Christian Makarian
« Femme au sommet, sommet de la femme »
Une simple photo, prise la semaine dernière sur le perron de l’Elysée, montre côte à côte Emine Erdogan, l’épouse du président turc, et Brigitte Macron. Les deux affichent un sourire diplomatique, mais ce qui les sépare tient à un signe particulièrement ostensible et hautement significatif.
Tandis que la première arbore un voile qui enserre son gracieux visage, conformément à l’interprétation conservatrice de sa religion, la seconde porte un jean slim et une veste très » lookée « . Une femme au sommet incarne inévitablement une sorte de sommet de la femme suivant les critères de la civilisation concernée : l’une évolue dans l’esprit de liberté de la mode, l’autre veut représenter le discours moral par lequel son mari a accédé au pouvoir.
Dans son ardent désir d’être utile à de justes causes, Mme Macron incarne une transformation de la société et une évolution flagrante des canons traditionnels du couple, et véhicule un message éminemment politique appliqué aux rapports hommes-femmes. Ce que Pascal Bruckner a synthétisé par ces mots : » Le mode de vie occidental n’est pas négociable. » L’image du couple Macron est en elle-même un vecteur de message ; on l’a encore vu en Chine, pays où le prestige d’un homme (à l’égard des autres hommes) passe par une épouse nettement plus jeune. A l’instar de celles qui l’ont récemment précédée, mais mieux encore, Brigitte Macron ne conçoit pas sa fonction comme une réclusion au silence, aux expositions florales ou au thé entre dames. Contrairement à ce qu’affirment les intégristes partisans d’une fonction présidentielle strictement réservée à l’élu(e) du peuple, c’est là une distinction fondamentale entre la femme d’un président, qui est libre de définir son rôle pourvu qu’il s’exerce hors du fonctionnement des institutions, et l’épouse d’un souverain, qui est tenue de faire exactement ce qu’on lui demande.

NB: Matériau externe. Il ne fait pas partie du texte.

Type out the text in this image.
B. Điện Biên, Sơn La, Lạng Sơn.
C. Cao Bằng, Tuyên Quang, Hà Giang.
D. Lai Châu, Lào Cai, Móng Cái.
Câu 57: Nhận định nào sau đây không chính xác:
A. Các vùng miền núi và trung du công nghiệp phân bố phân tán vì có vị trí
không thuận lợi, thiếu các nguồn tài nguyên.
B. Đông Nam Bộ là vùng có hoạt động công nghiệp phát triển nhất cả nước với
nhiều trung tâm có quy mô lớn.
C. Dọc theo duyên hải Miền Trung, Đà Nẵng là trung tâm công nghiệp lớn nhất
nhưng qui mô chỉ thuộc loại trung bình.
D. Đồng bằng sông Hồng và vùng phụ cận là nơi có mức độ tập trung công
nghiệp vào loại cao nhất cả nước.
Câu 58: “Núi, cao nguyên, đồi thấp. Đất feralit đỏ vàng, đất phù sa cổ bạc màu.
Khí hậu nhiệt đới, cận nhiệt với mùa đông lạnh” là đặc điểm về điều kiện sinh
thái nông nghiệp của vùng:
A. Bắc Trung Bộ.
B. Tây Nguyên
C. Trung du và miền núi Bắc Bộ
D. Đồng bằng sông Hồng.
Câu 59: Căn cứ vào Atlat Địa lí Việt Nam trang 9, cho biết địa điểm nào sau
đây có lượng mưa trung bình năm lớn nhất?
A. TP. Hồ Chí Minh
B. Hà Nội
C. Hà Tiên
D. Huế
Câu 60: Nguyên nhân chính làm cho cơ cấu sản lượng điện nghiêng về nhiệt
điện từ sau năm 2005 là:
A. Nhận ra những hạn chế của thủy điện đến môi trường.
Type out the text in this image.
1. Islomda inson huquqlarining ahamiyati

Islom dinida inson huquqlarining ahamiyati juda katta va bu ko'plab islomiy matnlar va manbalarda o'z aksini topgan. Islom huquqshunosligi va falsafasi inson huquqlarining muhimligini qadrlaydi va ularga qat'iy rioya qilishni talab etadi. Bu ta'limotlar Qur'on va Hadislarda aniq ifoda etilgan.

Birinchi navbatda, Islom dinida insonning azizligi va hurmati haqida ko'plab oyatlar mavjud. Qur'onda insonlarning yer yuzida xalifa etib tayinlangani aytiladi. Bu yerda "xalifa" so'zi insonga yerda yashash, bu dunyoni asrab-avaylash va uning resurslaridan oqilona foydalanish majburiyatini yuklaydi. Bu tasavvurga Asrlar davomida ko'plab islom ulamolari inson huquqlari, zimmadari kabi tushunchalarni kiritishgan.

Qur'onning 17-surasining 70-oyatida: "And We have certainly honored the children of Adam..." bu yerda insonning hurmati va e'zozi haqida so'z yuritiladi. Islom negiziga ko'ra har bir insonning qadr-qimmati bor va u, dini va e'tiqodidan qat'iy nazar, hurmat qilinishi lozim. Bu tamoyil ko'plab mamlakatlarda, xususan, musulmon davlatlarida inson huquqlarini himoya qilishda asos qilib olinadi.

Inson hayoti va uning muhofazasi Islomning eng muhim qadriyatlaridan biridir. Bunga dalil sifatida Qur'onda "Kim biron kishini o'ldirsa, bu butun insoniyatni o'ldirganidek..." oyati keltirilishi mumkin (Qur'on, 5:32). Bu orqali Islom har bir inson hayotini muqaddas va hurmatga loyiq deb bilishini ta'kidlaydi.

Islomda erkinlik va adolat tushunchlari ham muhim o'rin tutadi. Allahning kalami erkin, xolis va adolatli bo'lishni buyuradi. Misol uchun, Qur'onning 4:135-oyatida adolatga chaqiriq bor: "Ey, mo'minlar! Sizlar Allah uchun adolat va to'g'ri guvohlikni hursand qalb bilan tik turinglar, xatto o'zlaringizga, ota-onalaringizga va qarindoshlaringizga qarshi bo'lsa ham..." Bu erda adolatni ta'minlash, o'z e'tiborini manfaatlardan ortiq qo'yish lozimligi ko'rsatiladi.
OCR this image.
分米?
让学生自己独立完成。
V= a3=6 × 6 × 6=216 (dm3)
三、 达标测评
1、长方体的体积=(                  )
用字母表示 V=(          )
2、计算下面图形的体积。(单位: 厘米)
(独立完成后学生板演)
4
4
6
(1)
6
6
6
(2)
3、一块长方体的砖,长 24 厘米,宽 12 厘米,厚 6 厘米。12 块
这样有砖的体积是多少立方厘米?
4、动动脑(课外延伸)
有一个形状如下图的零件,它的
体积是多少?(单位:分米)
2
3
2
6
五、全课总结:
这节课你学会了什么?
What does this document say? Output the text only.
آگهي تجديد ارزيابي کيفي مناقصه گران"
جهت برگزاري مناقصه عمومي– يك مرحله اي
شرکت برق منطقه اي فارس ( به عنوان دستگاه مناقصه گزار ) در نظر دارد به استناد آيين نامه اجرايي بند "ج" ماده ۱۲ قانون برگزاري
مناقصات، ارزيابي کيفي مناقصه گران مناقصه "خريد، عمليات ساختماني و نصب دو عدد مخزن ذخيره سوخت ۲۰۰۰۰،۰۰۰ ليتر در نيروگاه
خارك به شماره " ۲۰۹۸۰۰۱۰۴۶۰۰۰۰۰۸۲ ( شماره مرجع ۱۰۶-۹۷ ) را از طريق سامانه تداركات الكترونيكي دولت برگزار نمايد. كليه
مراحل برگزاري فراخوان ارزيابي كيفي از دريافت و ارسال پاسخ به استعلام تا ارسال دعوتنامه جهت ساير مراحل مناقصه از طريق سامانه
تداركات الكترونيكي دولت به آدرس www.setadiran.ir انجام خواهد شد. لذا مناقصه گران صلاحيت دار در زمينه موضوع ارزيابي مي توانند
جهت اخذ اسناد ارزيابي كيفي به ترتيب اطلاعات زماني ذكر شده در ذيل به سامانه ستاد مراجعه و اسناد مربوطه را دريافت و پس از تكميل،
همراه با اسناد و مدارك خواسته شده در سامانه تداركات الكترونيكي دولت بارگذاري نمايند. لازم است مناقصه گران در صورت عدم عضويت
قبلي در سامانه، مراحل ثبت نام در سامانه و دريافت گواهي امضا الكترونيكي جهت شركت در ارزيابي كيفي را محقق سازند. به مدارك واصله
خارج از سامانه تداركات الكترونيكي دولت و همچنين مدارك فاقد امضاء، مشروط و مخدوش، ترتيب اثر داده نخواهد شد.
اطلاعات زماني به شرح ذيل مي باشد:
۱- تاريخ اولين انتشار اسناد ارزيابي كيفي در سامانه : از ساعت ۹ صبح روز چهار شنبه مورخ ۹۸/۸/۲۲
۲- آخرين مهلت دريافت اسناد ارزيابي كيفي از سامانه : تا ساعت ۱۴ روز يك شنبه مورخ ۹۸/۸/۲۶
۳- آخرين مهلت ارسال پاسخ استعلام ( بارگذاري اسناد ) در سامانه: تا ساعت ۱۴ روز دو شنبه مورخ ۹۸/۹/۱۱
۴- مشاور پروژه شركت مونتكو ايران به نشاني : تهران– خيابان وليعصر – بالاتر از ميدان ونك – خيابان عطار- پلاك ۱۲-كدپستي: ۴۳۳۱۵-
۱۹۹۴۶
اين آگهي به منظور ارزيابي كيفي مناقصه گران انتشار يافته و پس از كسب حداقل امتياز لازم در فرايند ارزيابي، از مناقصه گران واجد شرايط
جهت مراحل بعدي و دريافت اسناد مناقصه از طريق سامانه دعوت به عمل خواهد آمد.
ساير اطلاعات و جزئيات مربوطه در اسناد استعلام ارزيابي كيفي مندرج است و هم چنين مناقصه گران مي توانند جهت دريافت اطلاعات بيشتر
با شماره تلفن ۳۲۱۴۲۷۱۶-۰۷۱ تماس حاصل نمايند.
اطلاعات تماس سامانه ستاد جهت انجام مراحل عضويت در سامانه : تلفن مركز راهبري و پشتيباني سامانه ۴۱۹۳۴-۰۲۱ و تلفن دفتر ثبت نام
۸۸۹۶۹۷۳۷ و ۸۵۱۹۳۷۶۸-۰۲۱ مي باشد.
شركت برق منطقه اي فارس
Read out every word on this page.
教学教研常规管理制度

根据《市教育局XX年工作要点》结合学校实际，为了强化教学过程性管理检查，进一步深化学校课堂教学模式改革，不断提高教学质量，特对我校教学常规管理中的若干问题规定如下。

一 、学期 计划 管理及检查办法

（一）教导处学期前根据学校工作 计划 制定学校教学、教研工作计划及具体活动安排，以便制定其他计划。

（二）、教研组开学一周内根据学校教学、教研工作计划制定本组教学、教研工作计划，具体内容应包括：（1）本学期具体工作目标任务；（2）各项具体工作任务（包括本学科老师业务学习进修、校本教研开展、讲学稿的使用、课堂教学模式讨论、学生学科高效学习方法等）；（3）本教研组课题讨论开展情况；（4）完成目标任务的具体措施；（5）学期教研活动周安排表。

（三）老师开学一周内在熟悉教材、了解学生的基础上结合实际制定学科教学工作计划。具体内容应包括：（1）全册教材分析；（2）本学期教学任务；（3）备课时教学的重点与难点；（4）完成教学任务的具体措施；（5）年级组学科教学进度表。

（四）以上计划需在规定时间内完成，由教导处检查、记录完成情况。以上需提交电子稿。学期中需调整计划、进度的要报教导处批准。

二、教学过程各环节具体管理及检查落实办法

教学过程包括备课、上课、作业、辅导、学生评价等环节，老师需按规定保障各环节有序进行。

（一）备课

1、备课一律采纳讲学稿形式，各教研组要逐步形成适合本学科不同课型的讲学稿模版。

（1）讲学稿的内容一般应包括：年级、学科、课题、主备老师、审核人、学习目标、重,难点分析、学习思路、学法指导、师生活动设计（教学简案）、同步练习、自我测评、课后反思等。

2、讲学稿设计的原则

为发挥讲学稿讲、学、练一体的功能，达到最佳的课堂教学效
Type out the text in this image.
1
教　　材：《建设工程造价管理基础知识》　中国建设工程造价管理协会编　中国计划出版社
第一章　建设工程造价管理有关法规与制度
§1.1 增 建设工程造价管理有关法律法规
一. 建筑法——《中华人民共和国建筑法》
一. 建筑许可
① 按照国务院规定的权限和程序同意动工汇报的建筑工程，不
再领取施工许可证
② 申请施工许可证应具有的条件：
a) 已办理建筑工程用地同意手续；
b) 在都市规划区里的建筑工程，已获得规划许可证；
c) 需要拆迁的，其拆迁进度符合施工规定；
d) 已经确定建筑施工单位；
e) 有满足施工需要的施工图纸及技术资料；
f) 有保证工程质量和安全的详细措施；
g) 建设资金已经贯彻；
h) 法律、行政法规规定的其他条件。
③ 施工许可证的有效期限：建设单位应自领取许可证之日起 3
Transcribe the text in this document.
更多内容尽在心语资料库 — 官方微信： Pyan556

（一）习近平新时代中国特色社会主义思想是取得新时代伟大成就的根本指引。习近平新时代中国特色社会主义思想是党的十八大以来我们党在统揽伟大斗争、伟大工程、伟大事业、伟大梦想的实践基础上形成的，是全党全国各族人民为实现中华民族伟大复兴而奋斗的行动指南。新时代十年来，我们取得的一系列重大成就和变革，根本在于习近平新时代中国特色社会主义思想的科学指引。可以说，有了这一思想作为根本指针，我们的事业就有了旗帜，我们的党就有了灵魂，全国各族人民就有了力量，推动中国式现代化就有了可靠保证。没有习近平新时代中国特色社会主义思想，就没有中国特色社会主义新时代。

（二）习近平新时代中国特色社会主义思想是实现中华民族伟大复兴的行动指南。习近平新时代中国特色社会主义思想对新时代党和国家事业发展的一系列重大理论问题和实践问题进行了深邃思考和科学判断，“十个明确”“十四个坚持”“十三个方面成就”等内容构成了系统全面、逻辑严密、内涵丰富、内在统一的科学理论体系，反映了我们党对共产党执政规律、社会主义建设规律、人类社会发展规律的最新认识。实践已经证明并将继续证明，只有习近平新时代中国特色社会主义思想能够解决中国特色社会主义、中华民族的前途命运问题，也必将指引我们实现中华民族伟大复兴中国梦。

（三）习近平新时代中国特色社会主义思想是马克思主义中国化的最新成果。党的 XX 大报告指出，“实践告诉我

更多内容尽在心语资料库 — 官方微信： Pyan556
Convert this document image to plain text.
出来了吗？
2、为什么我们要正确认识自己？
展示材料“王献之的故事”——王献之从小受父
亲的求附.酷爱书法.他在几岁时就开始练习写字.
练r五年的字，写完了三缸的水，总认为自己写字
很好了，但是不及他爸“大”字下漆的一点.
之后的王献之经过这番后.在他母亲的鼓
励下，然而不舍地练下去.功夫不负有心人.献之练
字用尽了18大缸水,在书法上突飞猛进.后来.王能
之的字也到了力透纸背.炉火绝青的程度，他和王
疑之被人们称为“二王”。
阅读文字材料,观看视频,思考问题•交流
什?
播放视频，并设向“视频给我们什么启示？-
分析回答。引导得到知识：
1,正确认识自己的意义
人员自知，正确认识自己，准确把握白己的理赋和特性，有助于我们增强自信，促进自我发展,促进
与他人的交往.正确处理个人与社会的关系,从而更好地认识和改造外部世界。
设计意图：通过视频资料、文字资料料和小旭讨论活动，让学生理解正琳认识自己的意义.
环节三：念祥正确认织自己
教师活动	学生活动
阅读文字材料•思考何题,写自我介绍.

La femme européenne se caractérise par la maîtrise de son destin
A ce titre, Brigitte Macron et son époux ont été bien inspirés de publier un texte qui établit noir sur blanc le rôle et les moyens de la conjointe présidentielle. Sans une définition précise, rien n’est clair dans la position de celle ou de celui qui doit accompagner celle ou celui qui détient le pouvoir. Tout au plus les comparaisons internationales offrent-elles certaines pistes de réflexion. Or, la principale conclusion qui en émerge conduit à la ferme confirmation que, par-delà son niveau social, la femme européenne n’est heureusement plus définie par la position de son mari : elle se caractérise principalement par la maîtrise de son destin. Pourquoi donc la femme du président français aurait-elle en la matière moins de droits qu’une simple citoyenne ?
En dehors des monarchies constitutionnelles (11 en Europe tout de même), dans lesquelles les mariages, les naissances et les décès sont considérés comme des événements nationaux – ce qui a pour effet de contraindre les femmes à une célébrité étroitement conditionnée par l’étiquette -, le statut des femmes au faîte du pouvoir est marqué par leur indépendance croissante à l’égard des figures imposées du couple. Il est assez frappant de constater qu’à l’écart d’âge existant entre Emmanuel Macron et son épouse répond le fait qu’Angela Merkel et Theresa May soient deux femmes sans enfant. Dans ces deux cas, du reste, le rôle de Joachim Sauer, époux de la chancelière (un chimiste éloigné de la politique), et de Philip John May (un brillant financier, qui se tient toujours trois pas derrière sa conjointe) se caractérise par une parfaite discrétion, qui s’affirme sans même le besoin de se livrer à des activités caritatives ou culturelles. A l’inverse, la tristesse visible de Melania Trump est difficile à décorréler de la personnalité de mâle alpha dont son mari a fait un argument électoral. Ce qui apparaît, en soi, comme le signe d’expression d’une Amérique en panne de modernité.